Short Peptide Folding
How does the amino acid sequence of a protein chain determine and remain its 3D folded state? How do small proteins fold?
Many small proteins or miniproteins are peptides shorter than 40-50 residues with stable folding that contain secondary structure elements such as alpha helices and beta strands.
An autonomously folding, 35 residue, thermostable subdomain (HP36) of the villin headpiece, is the smallest folded domain of a naturally occurring protein. So, polypeptides simplify the protein-folding problem. It allows in-depth examinations of sequence-structure-stability relationships without using the complex larger proteins.
In this recent study, Rocklin et al. designed sequences intended to fold into desired structures. The novel proteins may be useful in bioengineering or pharmacological applications.
Check the paper from here: https://goo.gl/Tregb7
Understanding the process of peptide folding is a critical first step toward understanding protein folding. Depending on the temperature and solvent conditions, peptides are highly flexible and can adopt a variety of conformations in solution. Many unfolded peptides could spontaneously refold in vitro to form a native protein with full biological activity in the absence of other factors.
The primary sequence contains all the information to define the three dimensional structure of a protein and its biological functions. The mutation or deletion of any amino acid may have a big impact on folding and stability. It takes nanoseconds (ns) for the peptide to form an intermolecular contact. The timescales of loop closing is 10 nanosecond (ns). The formation of alpha-helical peptides is 200 ns, beta hairpins and mini-proteins in 1–10 ms timescale. Many studies had a very good agreement between measured and calculated folding rates. Many factors such as temperature, pH, molecular chaperones, salts, and denaturant may affect a peptide in reaching its native state.
So it is critical to minimize factors that affect protein refolding. A successful folding should have inadequate denaturant concentrations to destabilize the native state of a peptide or protein. GuHCL can be used in order to disrupt the hydrophobic interactions within the tertiary structure.
- The peptide was solubilized in resuspension buffer (50 mM Tris, pH 8, 6 M GuHCl (Sigma, G4505), 10 mM DTT, 2mM EDTA) by vortexing.
- Use enough resuspension buffer such that the final peptide concentration is 0.2mg/ml.
- The resuspended peptide was then diluted 50% in dialysis buffer #1 (50 mM Tris, pH 8, 2 M GuHCl, 2mM EDTA) resulting in a 4 M GuHCl containing solution.
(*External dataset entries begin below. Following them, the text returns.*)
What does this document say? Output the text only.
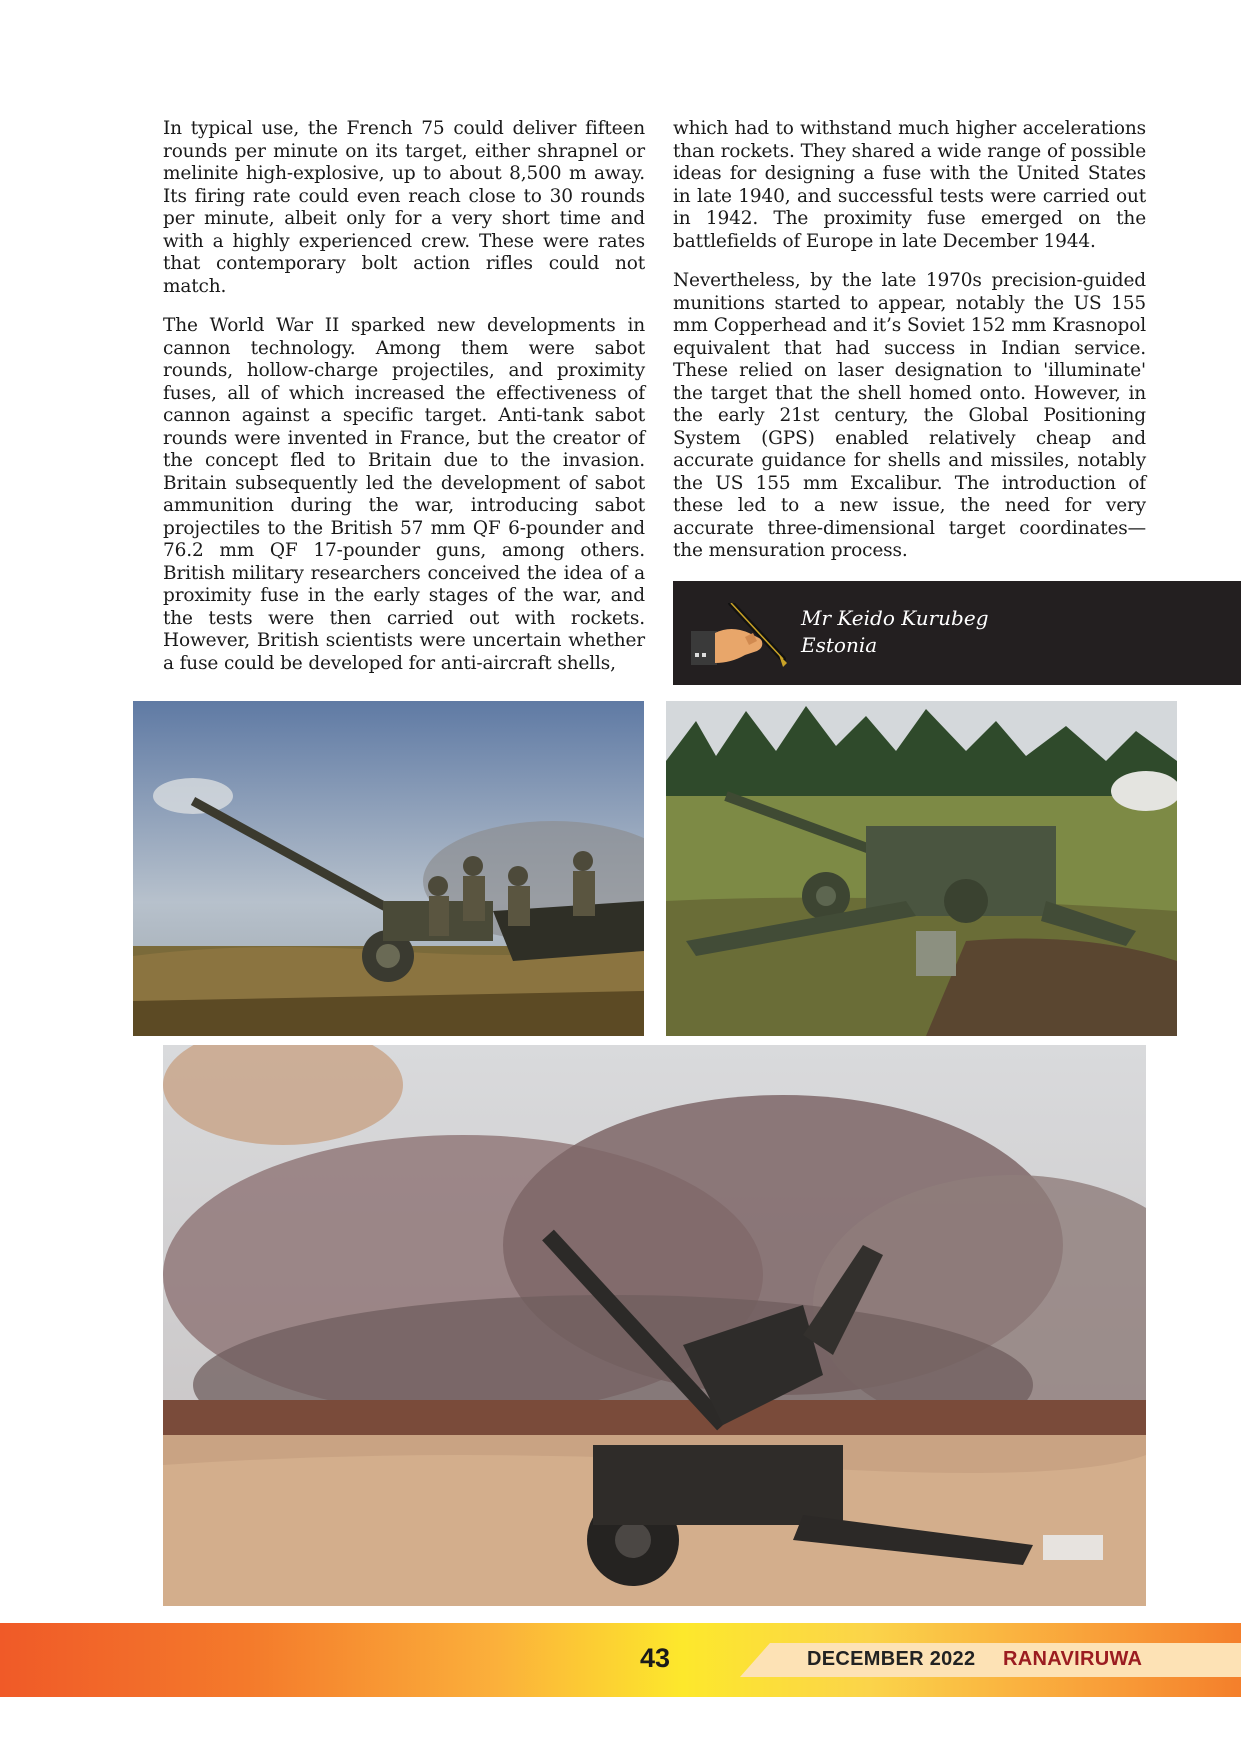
In typical use, the French 75 could deliver fifteen rounds per minute on its target, either shrapnel or melinite high-explosive, up to about 8,500 m away. Its firing rate could even reach close to 30 rounds per minute, albeit only for a very short time and with a highly experienced crew. These were rates that contemporary bolt action rifles could not match.

The World War II sparked new developments in cannon technology. Among them were sabot rounds, hollow-charge projectiles, and proximity fuses, all of which increased the effectiveness of cannon against a specific target. Anti-tank sabot rounds were invented in France, but the creator of the concept fled to Britain due to the invasion. Britain subsequently led the development of sabot ammunition during the war, introducing sabot projectiles to the British 57 mm QF 6-pounder and 76.2 mm QF 17-pounder guns, among others. British military researchers conceived the idea of a proximity fuse in the early stages of the war, and the tests were then carried out with rockets. However, British scientists were uncertain whether a fuse could be developed for anti-aircraft shells,

which had to withstand much higher accelerations than rockets. They shared a wide range of possible ideas for designing a fuse with the United States in late 1940, and successful tests were carried out in 1942. The proximity fuse emerged on the battlefields of Europe in late December 1944.

Nevertheless, by the late 1970s precision-guided munitions started to appear, notably the US 155 mm Copperhead and it’s Soviet 152 mm Krasnopol equivalent that had success in Indian service. These relied on laser designation to 'illuminate' the target that the shell homed onto. However, in the early 21st century, the Global Positioning System (GPS) enabled relatively cheap and accurate guidance for shells and missiles, notably the US 155 mm Excalibur. The introduction of these led to a new issue, the need for very accurate three-dimensional target coordinates—the mensuration process.

Mr Keido Kurubeg
Estonia
43	DECEMBER 2022 RANAVIRUWA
- The peptide solution was then dialyzed overnight at 4°C in snakeskin dialysis tubing (Pierce) against 2 L of buffer #1.
- The following day the dialysis buffer was changed to 2 L of dialysis buffer #2 (50 mM Tris, pH 8, 1 M GuHCl, 0.4 M Arginine (Sigma, A5006), 3 mM Reduced Glutathione, 0.9 mM Oxidized Glutathione, 2mM EDTA) for overnight dialysis at 4°C.
- The following day the dialysis buffer was diluted 50% with water and dialysis continued overnight.
- Any insoluble material was centrifuged (18000×g at 2–8°C for 20 minutes) and the remaining peptide solution dialyzed overnight at 4°C against 1 L of dialysis buffer #3 (50 mM Tris, pH 8, 250 mM NaCl, 0.1 M Arginine, 3 mM Reduced Glutathione, 0.9 mM Oxidized Glutathione, 2mM EDTA) to remove the remaining GuHCl.
- The final dialyzed protein solution was clarified by centrifugation (18000×g at 2–8°C for 20 minutes) and the supernatant separated by RP-HPLC.